Naomi closes the door and motions for me to sit down in a comfy green chair. She takes one opposite me on the other side of a low coffee table. ‘It can be tough with family and friends,’ she tells me. ‘Knowing where to draw the line – for both of you. They’ve been through their own trauma because of this, too.’
‘I realize that. And my mum has been absolutely brilliant, but sometimes I just …’ I shake my head, unable to put my thoughts into words. Naomi nods is if she gets it anyway.

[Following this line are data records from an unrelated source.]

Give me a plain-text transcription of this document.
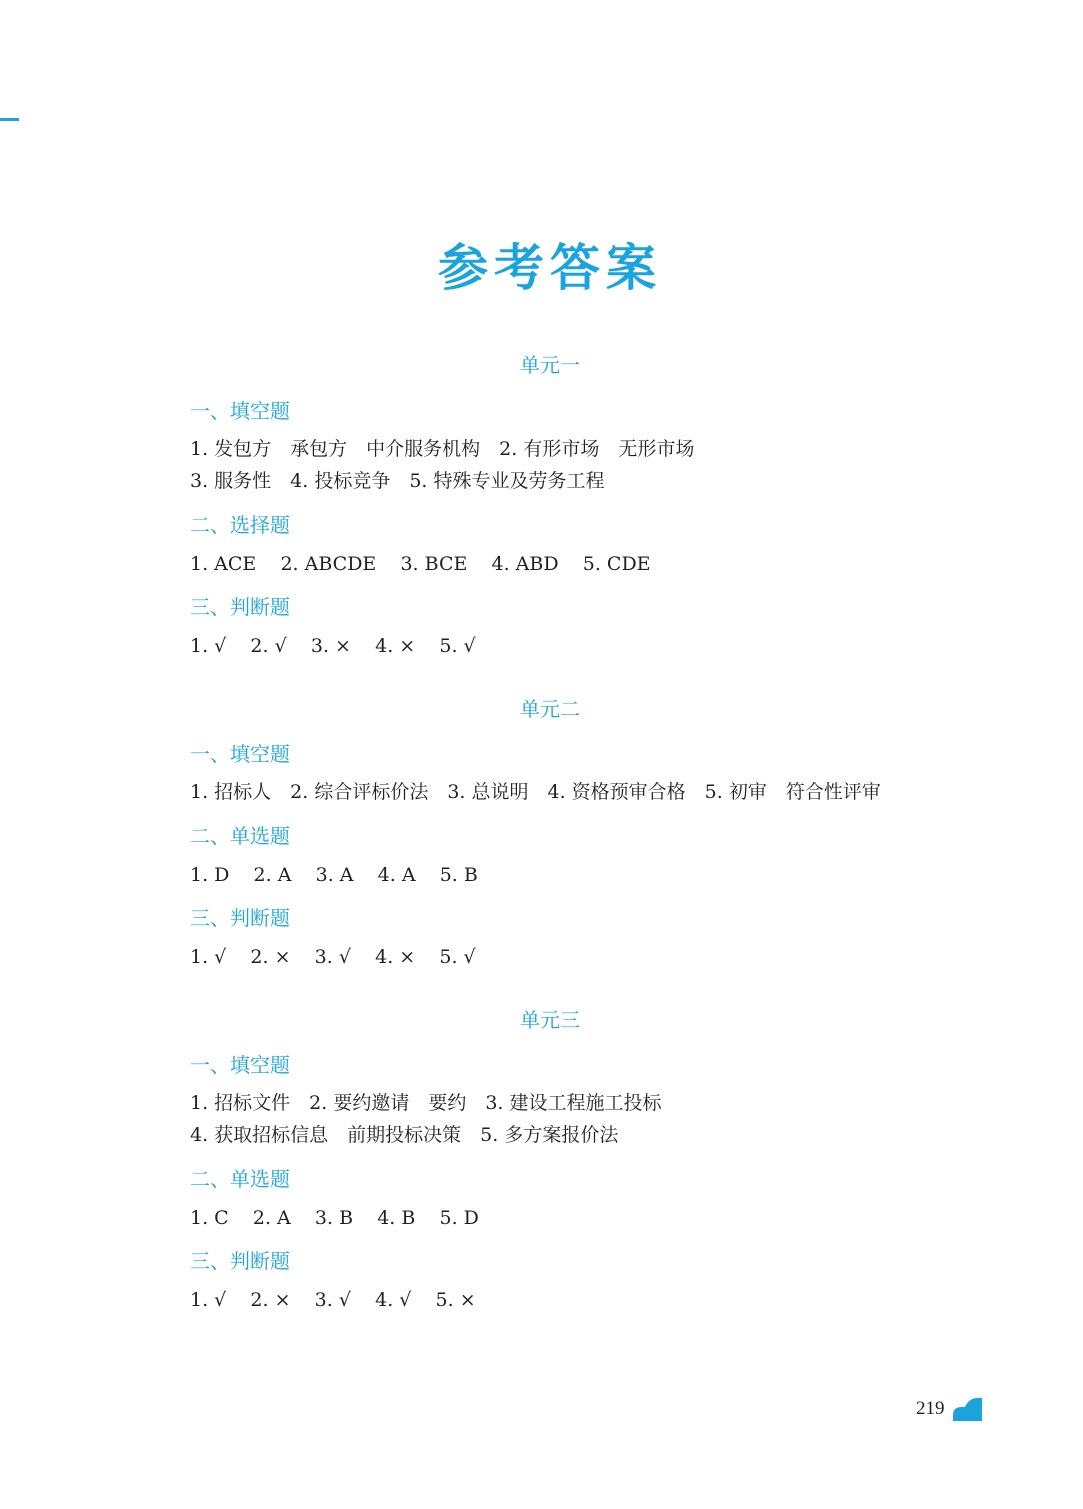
参考答案
单元一
一、填空题
1. 发包方　承包方　中介服务机构　2. 有形市场　无形市场
3. 服务性　4. 投标竞争　5. 特殊专业及劳务工程
二、选择题
1. ACE    2. ABCDE    3. BCE    4. ABD    5. CDE
三、判断题
1. √    2. √    3. ×    4. ×    5. √
单元二
一、填空题
1. 招标人　2. 综合评标价法　3. 总说明　4. 资格预审合格　5. 初审　符合性评审
二、单选题
1. D    2. A    3. A    4. A    5. B
三、判断题
1. √    2. ×    3. √    4. ×    5. √
单元三
一、填空题
1. 招标文件　2. 要约邀请　要约　3. 建设工程施工投标
4. 获取招标信息　前期投标决策　5. 多方案报价法
二、单选题
1. C    2. A    3. B    4. B    5. D
三、判断题
1. √    2. ×    3. √    4. √    5. ×
219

We chat about how I’m feeling, of course, but we also look at tools to help me move forward with a more positive mindset. I’m trying hard, I really am. But it often feels as if my own brain is at war against me. I’m used to making a plan and getting things done, not forgetting the plan ever existed or doing the wrong thing. It’s most frustrating.
As we round up our session, Naomi asks me if there’s anything else I’d like to talk about. On automatic, I shake my head and stand, but then I remember what I deliberated over the whole car journey here and I sit down.
‘When I was …’ I shake my head and start again. ‘When people are in medically induced comas, what happens to their brains? Is it just blank, sort of offline, or do they have thoughts or, um, other kind of brain activity?’
Naomi tips her head on one side. ‘What was your experience, Erin?’
I knot my fingers together even tighter. ‘Well, I might have had a … kind of … It was a bit like a dream.’
She leans forward. ‘What happened?’
‘Nothing terrible…’ If you discount almost drowning at sea, of course, but I don’t want to tell her that. ‘But it … it seemed so real. And it’s not fading like a normal dream would. I can still remember every detail.’
Naomi doesn’t look alarmed in the slightest. ‘What you’re describing isn’t uncommon. Quite a lot of coma patients say they experienced extremely vivid dreams while they were unconscious. In fact, you’re one of the lucky ones. Some people have horrendous nightmares they can’t forget. I hope your dream was a nice one.’
I swallow. ‘I suppose it was … I was in St Lucia for most of it.’
She laughs. ‘Well, that doesn’t sound bad at all.’
I laugh along with her, not wanting to divulge anything else. I’m taking the details of that dream to my deathbed. But I feel better knowing it’s just something that brains do sometimes when there’s nothing else to occupy them, that I’m not some kind of freak for experiencing this.